Counter to the long-held biomedical belief that resistance is a phenomenon occurring when antibiotics and pathogens mingle within the confines of bodies, resistome scientists present resistance genes as a “natural feature of diverse microbial ecosystems” (Crofts, Gasparrini, and Dantas 2017, 1) that include the human microbiome. Therefore, their focus is the microbial network through which genes move. As life scientists grapple with the clinical implications of the environmental resistome, a refocusing on the natural history of resistance and its productive capacities gets framed as a possible path forward “to shape a new postresistance era” (Surette and Wright 2017, 311).

For the scientists I worked with at Washington University in St.

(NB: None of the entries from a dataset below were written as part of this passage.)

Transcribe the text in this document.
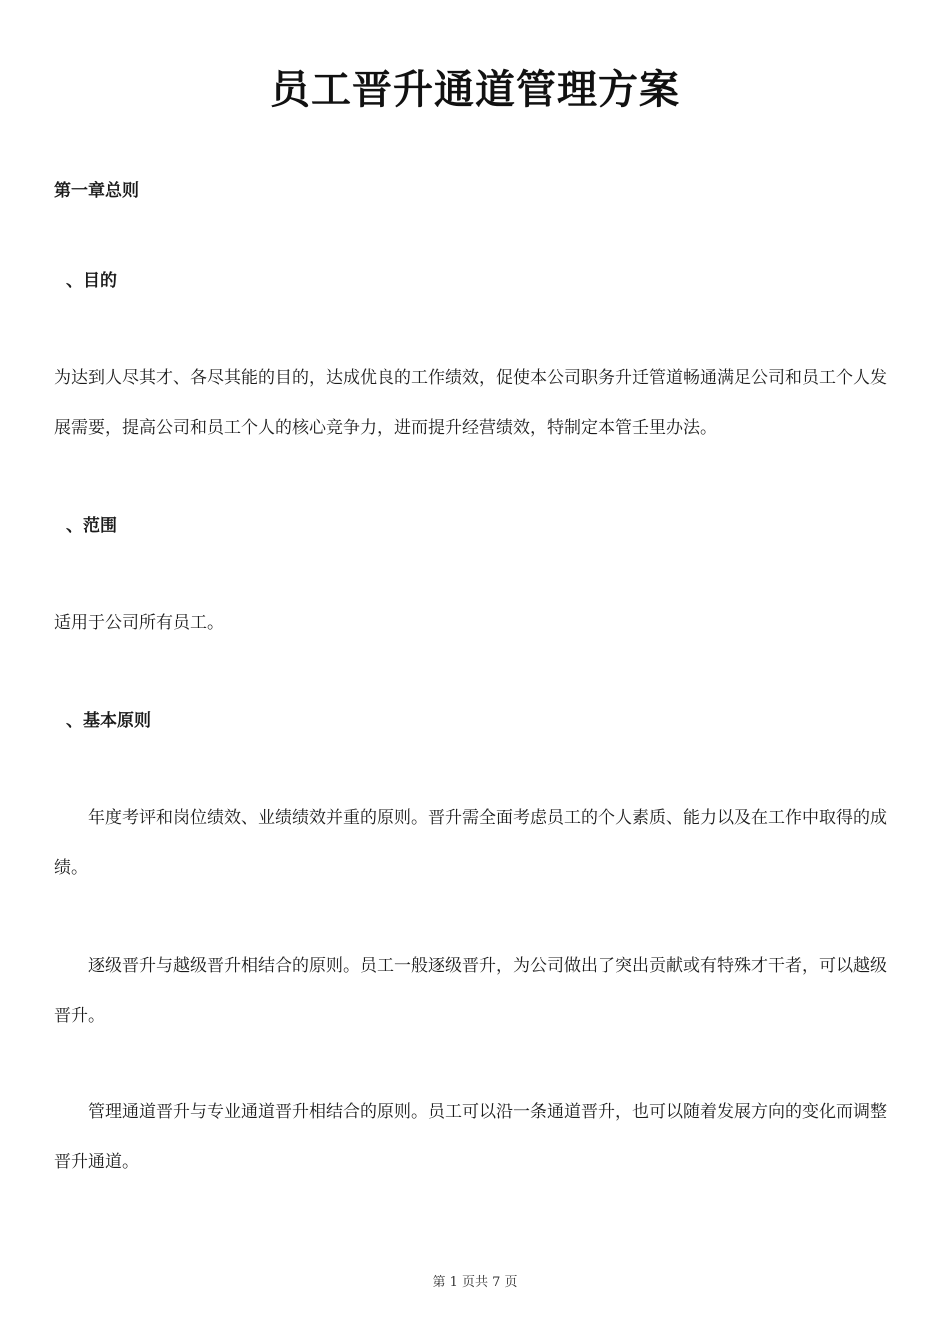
员工晋升通道管理方案
第一章总则
、目的
为达到人尽其才、各尽其能的目的，达成优良的工作绩效，促使本公司职务升迁管道畅通满足公司和员工个人发展需要，提高公司和员工个人的核心竞争力，进而提升经营绩效，特制定本管壬里办法。
、范围
适用于公司所有员工。
、基本原则
年度考评和岗位绩效、业绩绩效并重的原则。晋升需全面考虑员工的个人素质、能力以及在工作中取得的成绩。
逐级晋升与越级晋升相结合的原则。员工一般逐级晋升，为公司做出了突出贡献或有特殊才干者，可以越级晋升。
管理通道晋升与专业通道晋升相结合的原则。员工可以沿一条通道晋升，也可以随着发展方向的变化而调整晋升通道。
第 1 页共 7 页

Louis, the postresistance era requires living with resistance, rather than against it. An “ecological lens,” as it is being called, affords a view of alternative therapeutics to antibiotics. The head of a microbial genomics lab described this way of thinking to me as “the thirty-thousand-foot view,” a high-altitude observation point from which the vastness of the microbial ecosystem could be monitored as it comes to bear on human health.

For instance, a bioengineered probiotic E. coli organism was recently developed, using a series of resistance genes found in soil environments that encode the ability for microbes to break down antibiotics and convert them into microbial food. These probiotics are designed with the intention of performing bioremediation, cleaning up antibiotic contamination in environments. Another vision for such probiotics is to develop them into clinical therapeutics capable of locating pathogens within a human microbiome and producing a hyperspecific molecule that will eliminate the pathogen from the microbial community. “It is like personalized medicine for ecosystems,” one of the scientists explained. “It’s not sci-fi; it’s just around the corner.”

Resistome research rethinks the holobiotic body as a modulator, allowing scientists to explore how resistance passes through bodies but is not contingent upon them—making resistance a concern of networks and not bodies. In the case of the resistome, the individual human body is refigured as a modulating environment, a biological location able to regulate and be regulated by an ecological network. The trope of the modulator opens theoretical space to assess how bodies, microbiomes, and the ecosystems they coexist within are being conceptualized as extensions of one another, coproducers of infectious risk and joint futures.

Communing with the microbial transmission network and navigating microscopic phenomena through embodied attunement may still be a speculative imaginary of what human bodies can do or be, but as both Donna Haraway (1985, 66) and my laboratory informants remind us, what is science and what is fiction is a question of optics.

Note

1. Does this character’s name sound familiar? He isn’t entirely fictional. The real-life Paul Stamets is a contemporary mycologist, most notable in relation to this essay for his conceptualization of mycelial networks as “nature’s internet.”

References

Crofts, T. S., A. J. Gasparrini, and G. Dantas. 2017. “Next-Generation Approaches to Understand and Combat the Antibiotic Resistome.” Nature Reviews Microbiology 15, no. 7: 422–34.

Dantas, Gautam, and Morten O. A. Sommer. 2014. “How to Fight Back Against Antibiotic Resistance.” American Scientist 102, no. 1: 42–51.

Haraway, Donna J. 1985. Manifesto for Cyborgs: Science, Technology, and Socialist Feminism in the 1980s.” Socialist Review, no. 80: 65–107.

Skillings, Derek. 2016. “Holobionts and the Ecology of Organisms: Multi-Species Communities or Integrated Individuals?Biology and Philosophy 31, no. 6: 875–92.

Surette, Matthew D., and Gerard D. Wright. 2017. “Lessons from the Environmental Antibiotic Resistome.” Annual Review of Microbiology 71: 309–329.